Ipsative profiles act as behavioural signatures that distinguish model families — and may reveal training provenance.
| Family | Dominant Ability | Mon | Ctrl | Eval | SReg | Signature |
|---|---|---|---|---|---|---|
| Claude (Haiku, Sonnet) | Mon-dominant | +6.6 | +1.4 | -2.8 | -5.2 | Unique |
| GPT-4.1 | Mon-dominant | +6.8 | -1.1 | -7.9 | +2.3 | Unique |
| GPT-5.4 family | Ctrl-dominant | -0.1 | +6.1 | -8.7 | +2.7 | Unique |
| Gemma (all models) | SReg-dominant | -0.2 | +1.2 | -6.0 | +5.0 | Unique |
| Qwen 3 (32B, 8B) | Mon-dominant | +7.1 | +3.9 | -8.8 | -2.3 | Matches GPT-4.1 |
| Qwen 3.5 (397B, 27B) | Ctrl-dominant | +3.8 | +4.8 | -6.4 | -2.2 | Matches GPT-5.4 |
| DeepSeek (V3.2, V3-0324) | Ctrl-dominant | +3.5 | +5.2 | -7.9 | -0.7 | Matches GPT-5.4 |
If a model is distilled from a specific teacher, it should inherit the teacher's metacognitive fingerprint. Qwen 3 matches GPT-4.1's monitoring-dominant profile; Qwen 3.5 shifted to match GPT-5.4's control-dominant profile — mirroring the exact generational shift. DeepSeek consistently matches GPT-5.4. Gemma, trained independently, has a unique self-regulation-dominant signature that no other family shares.

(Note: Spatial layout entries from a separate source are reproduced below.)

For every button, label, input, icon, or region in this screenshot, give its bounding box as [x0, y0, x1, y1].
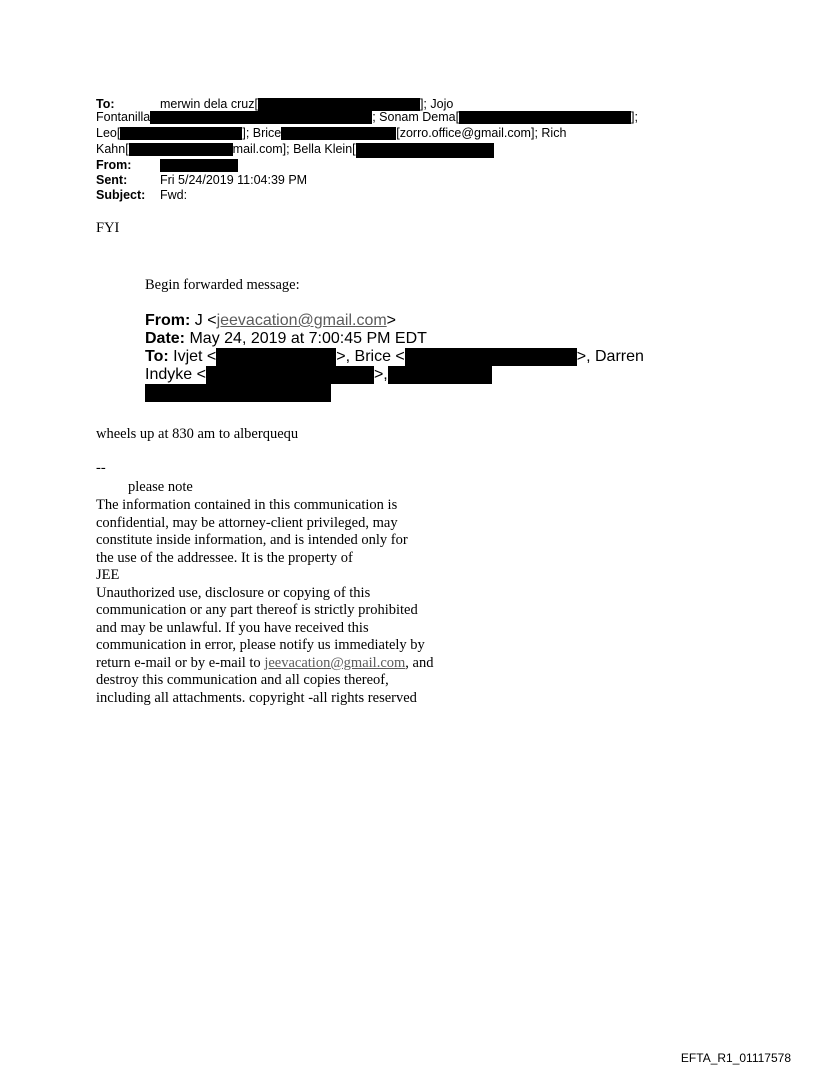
redaction-box [150, 111, 372, 124]
notice-line: Unauthorized use, disclosure or copying of this [96, 584, 371, 601]
notice-line: communication in error, please notify us immediately by [96, 637, 425, 653]
forwarded-to-label: To: [145, 348, 169, 365]
redaction-box [216, 348, 336, 366]
forwarded-from-label: From: [145, 312, 191, 329]
signature-separator: -- [96, 460, 106, 476]
subject-label: Subject: [96, 188, 146, 202]
forwarded-to-text: >, Darren [576, 348, 644, 365]
to-recipient-text: merwin dela cruz[ [160, 97, 258, 111]
to-line-4 [96, 143, 494, 158]
notice-line: the use of the addressee. It is the property of [96, 549, 353, 566]
notice-email-line [96, 655, 496, 673]
forwarded-to-line-2 [145, 366, 492, 384]
notice-line: and may be unlawful. If you have received this [96, 619, 369, 636]
redaction-box [129, 143, 233, 156]
document-id: EFTA_R1_01117578 [680, 1051, 791, 1065]
notice-line: constitute inside information, and is intended only for [96, 532, 408, 548]
to-recipient-text: mail.com]; Bella Klein[ [232, 142, 356, 156]
forwarded-to-text: >, [373, 366, 388, 383]
notice-line: JEE [96, 567, 120, 583]
to-recipient-text: ]; [631, 110, 638, 124]
sent-value: Fri 5/24/2019 11:04:39 PM [160, 173, 308, 187]
to-recipient-text: ]; Brice [242, 126, 282, 140]
redaction-box [459, 111, 631, 124]
to-recipient-text: [zorro.office@gmail.com]; Rich [396, 126, 567, 140]
to-recipient-text: Fontanilla [96, 110, 151, 124]
to-recipient-text: ; Sonam Dema[ [372, 110, 460, 124]
forwarded-to-line-3 [145, 384, 331, 402]
forwarded-to-text: >, Brice < [336, 348, 405, 365]
forwarded-to-text: Indyke < [145, 366, 206, 383]
redaction-box [388, 366, 492, 384]
intro-text: FYI [96, 220, 120, 236]
forwarded-from-line [145, 312, 396, 330]
notice-email-suffix: , and [405, 654, 434, 671]
forwarded-date-value: May 24, 2019 at 7:00:45 PM EDT [189, 330, 427, 347]
redaction-box [356, 143, 494, 158]
please-note-text: please note [128, 479, 193, 495]
subject-value: Fwd: [160, 188, 188, 202]
forwarded-from-close: > [386, 312, 397, 329]
message-text: wheels up at 830 am to alberquequ [96, 426, 299, 442]
to-recipient-text: ]; Jojo [419, 97, 454, 111]
redaction-box [281, 127, 396, 140]
confidentiality-notice [96, 497, 496, 707]
forwarded-from-email-link[interactable]: jeevacation@gmail.com [216, 312, 387, 329]
notice-line: The information contained in this communication is [96, 497, 398, 513]
subject-line [96, 189, 187, 202]
sent-label: Sent: [96, 173, 128, 187]
redaction-box [206, 366, 374, 384]
notice-line: confidential, may be attorney-client privileged, may [96, 514, 398, 531]
forward-heading: Begin forwarded message: [145, 277, 300, 293]
redaction-box [160, 159, 238, 172]
notice-email-prefix: return e-mail or by e-mail to [96, 654, 265, 671]
notice-email-link[interactable]: jeevacation@gmail.com [264, 654, 406, 671]
forwarded-date-line [145, 330, 427, 348]
sent-line [96, 174, 307, 187]
from-line [96, 159, 238, 172]
to-line-3 [96, 127, 566, 140]
notice-line: including all attachments. copyright -all rights reserved [96, 689, 417, 706]
to-line-2 [96, 111, 638, 124]
redaction-box [120, 127, 242, 140]
from-label: From: [96, 158, 132, 172]
forwarded-to-text: Ivjet < [173, 348, 217, 365]
forwarded-from-name: J < [194, 312, 217, 329]
to-label: To: [96, 97, 115, 111]
forwarded-to-line-1 [145, 348, 644, 366]
notice-line: destroy this communication and all copies thereof, [96, 672, 389, 688]
forwarded-date-label: Date: [145, 330, 186, 347]
to-recipient-text: Leo[ [96, 126, 121, 140]
redaction-box [405, 348, 577, 366]
to-recipient-text: Kahn[ [96, 142, 129, 156]
redaction-box [145, 384, 331, 402]
notice-line: communication or any part thereof is strictly prohibited [96, 602, 418, 618]
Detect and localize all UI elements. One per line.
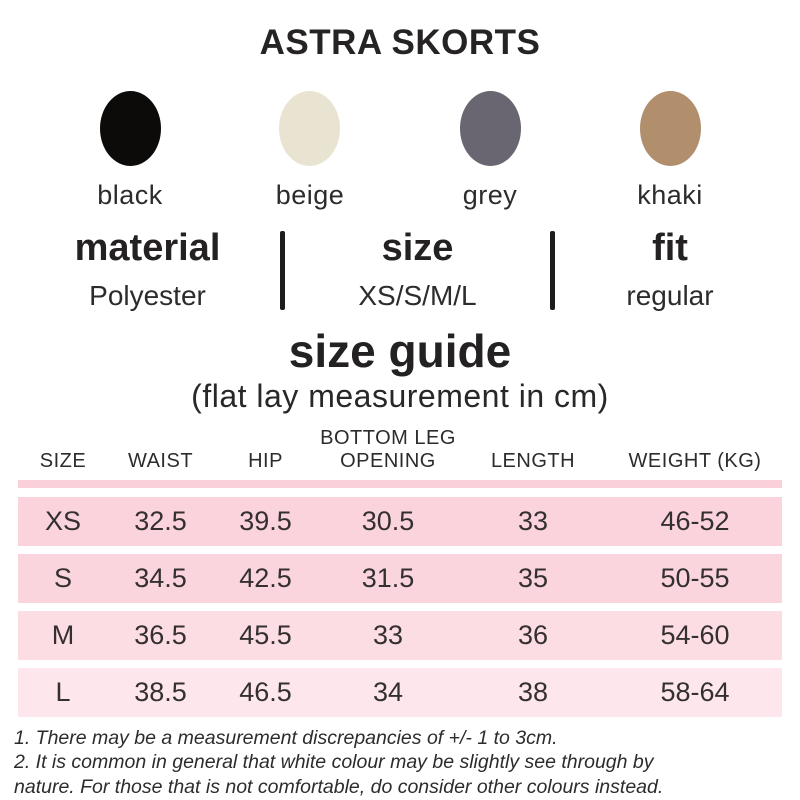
cell-m-length: 36 (517, 619, 549, 650)
page-title: ASTRA SKORTS (259, 23, 541, 62)
cell-s-bottom-leg-opening: 31.5 (361, 562, 415, 593)
cell-s-waist: 34.5 (134, 562, 187, 593)
grey-color-swatch-icon (460, 91, 521, 166)
cell-xs-bottom-leg-opening: 30.5 (361, 505, 415, 536)
table-accent-bar (18, 480, 782, 488)
swatch-beige (276, 91, 345, 211)
attribute-material-label: material (74, 227, 221, 269)
swatch-label-beige: beige (275, 180, 345, 210)
footnotes (14, 726, 714, 800)
attributes-row (15, 227, 785, 312)
swatch-khaki (637, 91, 703, 211)
swatch-label-black: black (97, 180, 163, 210)
cell-m-waist: 36.5 (134, 619, 187, 650)
table-row-l (18, 668, 782, 717)
attribute-size-value: XS/S/M/L (358, 279, 477, 311)
cell-l-size: L (55, 676, 71, 707)
khaki-color-swatch-icon (640, 91, 701, 166)
cell-s-length: 35 (517, 562, 549, 593)
swatch-label-khaki: khaki (637, 180, 703, 210)
cell-m-weight: 54-60 (660, 619, 730, 650)
cell-m-size: M (51, 619, 75, 650)
cell-xs-length: 33 (517, 505, 549, 536)
table-row-s (18, 554, 782, 603)
cell-l-weight: 58-64 (660, 676, 730, 707)
cell-xs-hip: 39.5 (239, 505, 292, 536)
header-cell-size: SIZE (39, 449, 87, 472)
cell-l-hip: 46.5 (239, 676, 292, 707)
cell-s-hip: 42.5 (239, 562, 292, 593)
cell-l-waist: 38.5 (134, 676, 187, 707)
attribute-fit-label: fit (652, 227, 688, 269)
attribute-size-label: size (381, 227, 454, 269)
black-color-swatch-icon (100, 91, 161, 166)
cell-xs-waist: 32.5 (134, 505, 187, 536)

Profile similarity is not evidence of distillation — convergent training objectives could produce similar signatures. However, the observation that some families' profiles track another family's generational shifts (Qwen 3→3.5 mirroring GPT-4.1→5.4) while others remain unique (Gemma) suggests metacognitive fingerprinting may complement existing provenance analysis.
The Medley framework establishes that ensemble quality depends on diversity and complementarity. Ipsative profiles operationalise this for metacognition.
Claude Haiku, GPT-4.1
Tracks uncertainty, knows when it might be wrong. Catches errors that other models miss.
GPT-5.4, DeepSeek V3.2
Adjusts strategy under pressure, resists unjustified capitulation. Holds ground when right.
Gemma 3 27B, Gemma 4 31B
Acknowledges errors and blind spots. Identifies what it originally missed.
An ensemble combining one model from each profile cluster — e.g., Claude Haiku (monitoring) + GPT-5.4 (control) + Gemma 3 27B (self-regulation) — covers all four metacognitive sub-abilities. Three control-dominant models, however individually capable, would share the same monitoring blind spot.
Selection criterion: maximise metacognitive diversity by selecting models from different ipsative profile clusters, rather than selecting on aggregate score alone. This directly implements the Medley principle that diversity outweighs individual excellence.
Cross-domain correlations range from ρ = 0.72 to ρ = 0.92, indicating that metacognitive ability transfers across reasoning types. Models that reason well about medical diagnoses also reason well about code review and statistical problems.
Removing code review from the domain set changes the overall ranking correlation by only ρ = 0.995. It measures the same metacognitive construct as other domains with near-perfect overlap.
Removing statistical reasoning drops the ranking correlation to ρ = 0.977 — the largest single-domain contribution. Formal reasoning provides unique signal about metacognitive capacity not captured elsewhere.